I think the problem with naming something a "classic" in a particular edition is that one of the things that made the older modules "classic" has been very hard to find in 3.xx and 4.xx modules.
In a phrase - that property is "shared experience".
If you look at all of the older "classic" modules, what makes them classics comes down to this:
- they were enjoyable;
- they have some element to them which is memorable; and
- the experience of having played through the module is widely shared by many players of the game.
Because of that shared experience, the players can trade stories and anecdotes which "ring true" and resonate with another gamer they have never met and never spoken with until that moment in time they talk about a particular "classic" module. They are both instantly talking about something that each of them recognizes.
Example: there are a lot of people who think
B2 - Keep on the Borderlands is a "classic" module. It was bundled with the original Blue box version of Basic D&D. The module itself has very little coherency within it. It's just not a well designed module from a modern adventure design perspective.
But it has nostalgia and shared experience in spades. So that's why it gets dubbed a classic. And rightly so.
A1-A4
Against the Slavelords epic path? The same.
As a new edition is released and there is a dearth of new material available, the "first" module out for the system tends to have a lot of people who each played it. The module is a classic not because it was necessarily "good" -
but it is a classic because it was widely played. Again - it's the shared experience at work.
So
The Sunless Citadel might not be that good an adventure either - but like
The Keep on the Borderlands - it was the only game in town for a while so a lot of people have a shared experience of having played it.
This
shared experience aspect was something that Paizo under Erik Mona and James Jacobs were both deliberately trying to foster with the
Age of Worms AP. They made a consious decision to reach for that brass ring - and they got it, in my opinion.
So while I think that
The Whispering Cairn is an excellent module, what makes it a classic is that element of "shared experience"; a LOT of people played it at more or less that same time.

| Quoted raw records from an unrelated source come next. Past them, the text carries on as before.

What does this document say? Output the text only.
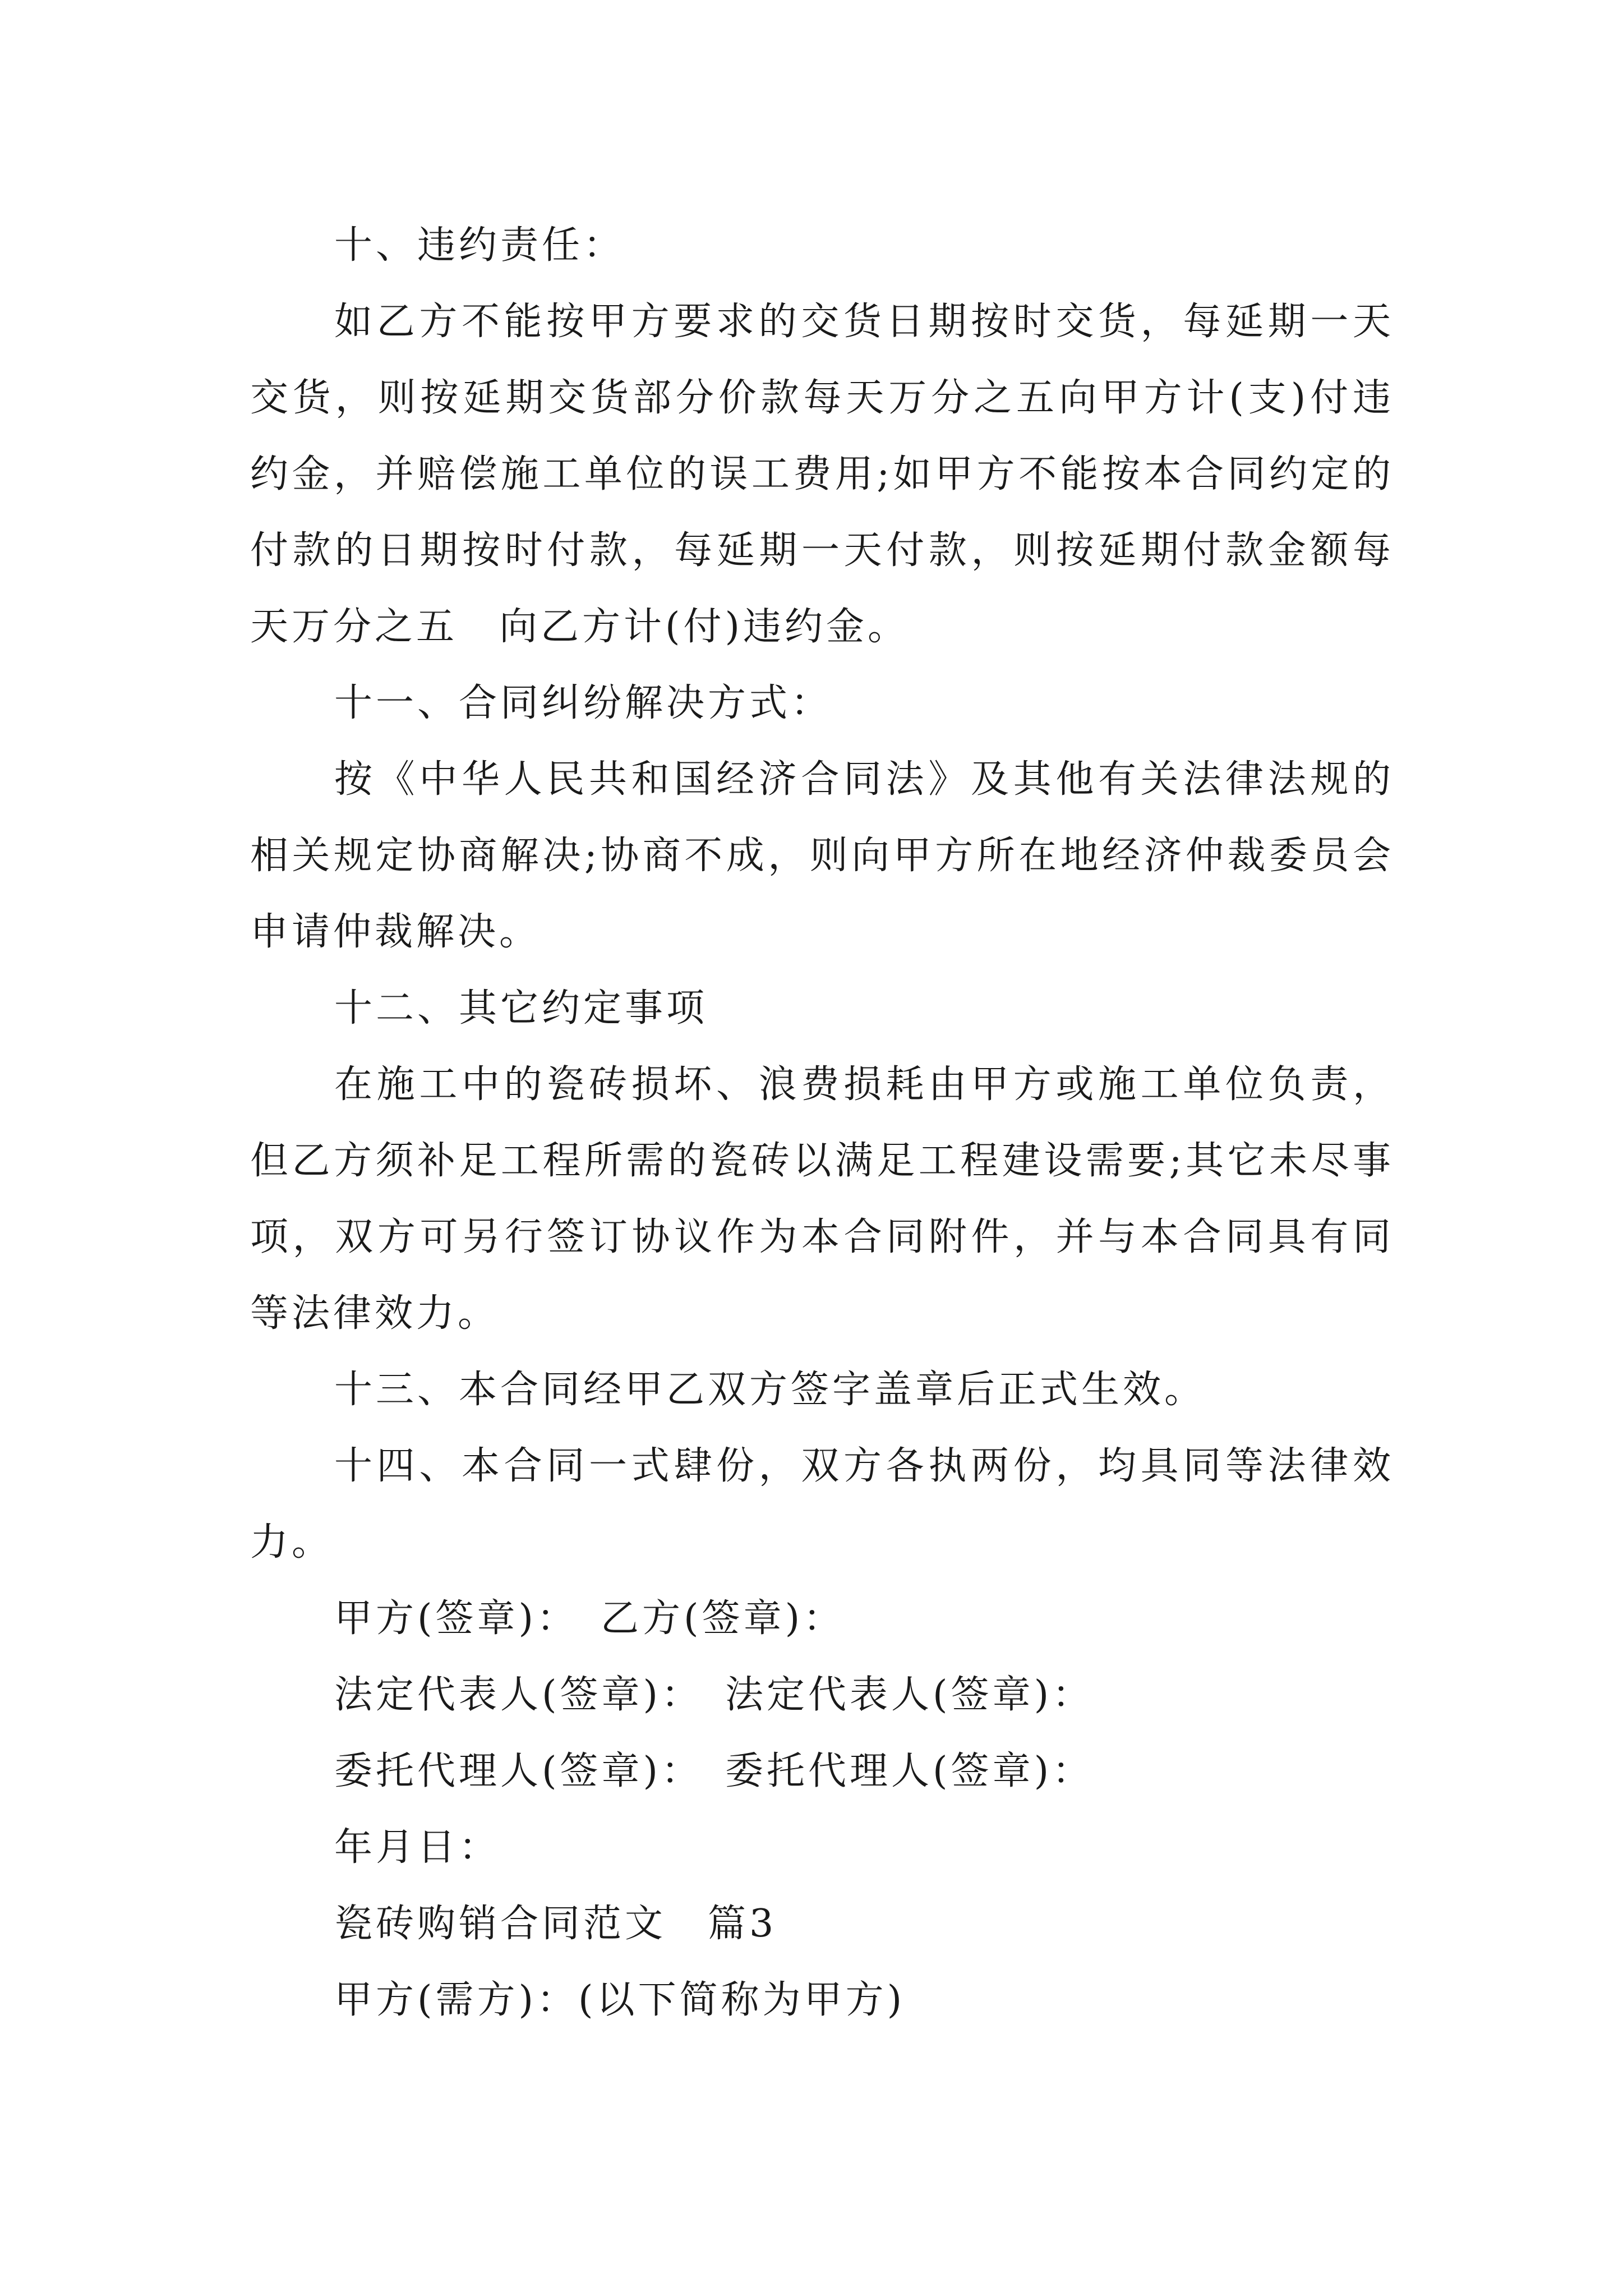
十、违约责任：

如乙方不能按甲方要求的交货日期按时交货，每延期一天交货，则按延期交货部分价款每天万分之五向甲方计(支)付违约金，并赔偿施工单位的误工费用;如甲方不能按本合同约定的付款的日期按时付款，每延期一天付款，则按延期付款金额每天万分之五　向乙方计(付)违约金。

十一、合同纠纷解决方式：

按《中华人民共和国经济合同法》及其他有关法律法规的相关规定协商解决;协商不成，则向甲方所在地经济仲裁委员会申请仲裁解决。

十二、其它约定事项

在施工中的瓷砖损坏、浪费损耗由甲方或施工单位负责，但乙方须补足工程所需的瓷砖以满足工程建设需要;其它未尽事项，双方可另行签订协议作为本合同附件，并与本合同具有同等法律效力。

十三、本合同经甲乙双方签字盖章后正式生效。

十四、本合同一式肆份，双方各执两份，均具同等法律效力。

甲方(签章)：　乙方(签章)：

法定代表人(签章)：　法定代表人(签章)：

委托代理人(签章)：　委托代理人(签章)：

年月日：

瓷砖购销合同范文　篇3

甲方(需方)：(以下简称为甲方)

They traded stories about it and commented on it and have a certain collective experience in their all having played it.
In that sense, I think
Age of Worms was far more successful than the
Shackled City Adventure Path, as the AoW AP was released one after the other, every month (SCAP was not - there were frequent large gaps in the production schedule with SCAP), with a DM overview from the very start so that a LOT of
Dungeon subcribers started playing it at more or less the same time.
Because groups will game less frequently than others - or blow through adventures faster than others - they didn't all FINISH the AoW at the same time - or at all. So the later adventures didn't have that same shared experience element. Nor, I would add, did the later APs. That does not make
Savage Tide bad,
Shackled City better, and
Age of Worms best.
It does, however, speak to the timing as to how each of the Paizo 3.x APs were released, when they were released and the manner in which they were released.
All of that, imo, points to the
Whispering Cairn, along with the
Sunless Citadel, as the two leading modules for "classic" status as "classic adventures" for D&D 3.xx.